9 - Dizendo isso, nos manifestamos que certa simplicidade no estilo do texto não cause tantos ruídos na discussão acadêmica. Tais ruídos podem ser evocados não tanto na insistência de Everett em objetar a teoria de Chomsky, mas sim em por vezes, assim como a crítica feita a Chomsky a sensação de que as proposições de Everett carecem daquela prova substancial a comprovar sua argumentação. E olhe que aqui tendemos a concordar com a visão culturalista e evolutiva do surgimento da linguagem. Parece-nos um tanto claro de que podemos nos comunicar sem a presença da gramática. Vejamos por exemplo que se estamos passando por algum lugar e alguém diz "fogo!" sabemos exatamente o que significa, e nesse caso não há sintaxe na frase. A sintaxe também é ineficiente para explicar a situação do sujeito que chega às 4 da manhã em casa e a esposa lhe diz "bonito, hêm!". Entretanto, mesmo em leitores dispostos a comprar a proposição de Everett, por vezes fica-se a sensação de que falta algo ou que tudo se agarre demasiadamente em apenas evidências.
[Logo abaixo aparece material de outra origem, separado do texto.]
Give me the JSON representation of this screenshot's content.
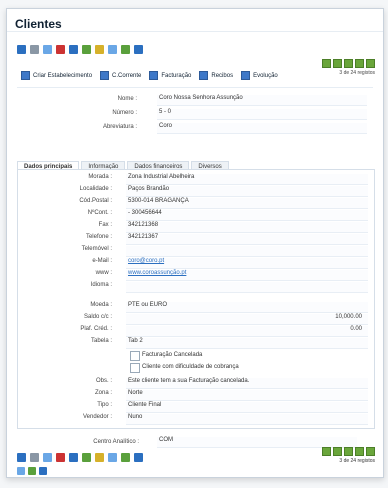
{
  "window": {
    "title": "Clientes"
  },
  "toolbar": {
    "icons": [
      "new-icon",
      "search-icon",
      "copy-icon",
      "delete-icon",
      "close-icon",
      "refresh-icon",
      "star-icon",
      "filter-icon",
      "arrow-icon",
      "print-icon"
    ]
  },
  "pager": {
    "count_text": "3 de 24 registos"
  },
  "links": [
    {
      "label": "Criar Estabelecimento"
    },
    {
      "label": "C.Corrente"
    },
    {
      "label": "Facturação"
    },
    {
      "label": "Recibos"
    },
    {
      "label": "Evolução"
    }
  ],
  "header_fields": {
    "nome": {
      "label": "Nome :",
      "value": "Coro Nossa Senhora Assunção"
    },
    "numero": {
      "label": "Número :",
      "value": "5 - 0"
    },
    "abreviatura": {
      "label": "Abreviatura :",
      "value": "Coro"
    }
  },
  "tabs": [
    {
      "label": "Dados principais",
      "active": true
    },
    {
      "label": "Informação",
      "active": false
    },
    {
      "label": "Dados financeiros",
      "active": false
    },
    {
      "label": "Diversos",
      "active": false
    }
  ],
  "main": {
    "morada": {
      "label": "Morada :",
      "value": "Zona Industrial Abelheira"
    },
    "localidade": {
      "label": "Localidade :",
      "value": "Paços Brandão"
    },
    "codpostal": {
      "label": "Cód.Postal :",
      "value": "5300-014 BRAGANÇA"
    },
    "ncont": {
      "label": "NºCont. :",
      "value": "- 300456644"
    },
    "fax": {
      "label": "Fax :",
      "value": "342121368"
    },
    "telefone": {
      "label": "Telefone :",
      "value": "342121367"
    },
    "telemovel": {
      "label": "Telemóvel :",
      "value": ""
    },
    "email": {
      "label": "e-Mail :",
      "value": "coro@coro.pt"
    },
    "www": {
      "label": "www :",
      "value": "www.coroassunção.pt"
    },
    "idioma": {
      "label": "Idioma :",
      "value": ""
    },
    "moeda": {
      "label": "Moeda :",
      "value": "PTE ou EURO"
    },
    "saldo": {
      "label": "Saldo c/c :",
      "value": "10,000.00"
    },
    "plafcred": {
      "label": "Plaf. Créd. :",
      "value": "0.00"
    },
    "tabela": {
      "label": "Tabela :",
      "value": "Tab 2"
    },
    "check1": {
      "label": "Facturação Cancelada"
    },
    "check2": {
      "label": "Cliente com dificuldade de cobrança"
    },
    "obs": {
      "label": "Obs. :",
      "value": "Este cliente tem a sua Facturação cancelada."
    },
    "zona": {
      "label": "Zona :",
      "value": "Norte"
    },
    "tipo": {
      "label": "Tipo :",
      "value": "Cliente Final"
    },
    "vendedor": {
      "label": "Vendedor :",
      "value": "Nuno"
    },
    "centro": {
      "label": "Centro Analítico :",
      "value": "COM"
    }
  },
  "bottom_pager": {
    "count_text": "3 de 24 registos"
  }
}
Aliás, considerando aqui que talvez a falha seja da tradução, o aparecimento do verbo achar em algumas oportunidades acaba ajudando nessa cisma. Nada é mais prejudicial à discussão acadêmica que o verbo achar. Além disso, pela linha que prossegue, parece-nos que talvez os argumentos de Everett ganhassem ainda mais força se observados nomes da sociolinguística como Calvet e Labov. Cremos que suas teorias por certo colaborariam com o debate reforçando que não há linguagem fora do contexto social e cultural dos humanos. Aliás, a própria sociolinguística demonstra que as línguas evoluem, mudam, somem, de acordo com diferentes contextos e estratos sociais;

10 - Enfim, Linguagem parece-nos ter não apenas uma missão, mas também o claro objetivo de construir uma narrativa mais eloquente para o surgimento da linguagem, para o autor uma invenção humana tal como o fogo, o machado, etc... Para tanto, ele traz muitas evidências num caminho percorrido de forma transversal por diferentes áreas do conhecimento para nos colocar diante uma visão evolucionista e culturalista da linguagem. Aqui tendemos a concordar com muitas de suas visões, ainda que nos pareça que Everett é bem mais eficiente ao objetar a teoria de Chomsky do que em sua proposta de que os Homo Erectus sejam os responsáveis pela criação da linguagem. É uma semente que ambiciosamente ele nos coloca, e isso por meio de fortes evidências, ainda assim com certa percepção de carência quanto provas de sua argumentação. Ainda assim, no nosso caso, consideramos provável de como diz Everett "há mais de 60 mil gerações, os Homo Erectus introduziram a linguagem no mundo. A linguagem não simplesmente uma outra forma de comunicação animal, mas é uma forma avançada  de expressão cultural baseada nas habilidades únicas da cognição humana".




     

2 Comentários

  1. Dizer que Chomsky ignora a evolução gradual, apenas revela um equivocado, estranho por sinal, pelo fato de ter convivido com o linguista. Quem conhece Chomsky nesse terreno, sabe que ele se pauta na questão dos saltos para frente apontados pelo cofundador da teoria da evolução, Alfred Russel Wallace, e também no próprio xeque que Darwin deu na seleção, quando tratou das dificuldades da evolução gradual, devido às formações geológicas que impedem o aparecimento de vestígios de formas intermediárias. Isso foi reforçado em 1902 pelo biólogo Holandês Hugo De Vries, que cunhou o termo mutação. Schrödinger aproveitou essa explicação para concluir que tais mudanças súbitas ocorrem por saltos quânticos na molécula do gene. Apesar de não sabermos a localização espacial do inatismo no cérebro, ou na mente, relação que também continua sendo um mistério, Chomsky apenas usa esse modelo de órgão de linguagem como uma metáfora. Everett parece querer ocupar o lugar de Piaget numa discussão que não vai levar a lugar nenhum.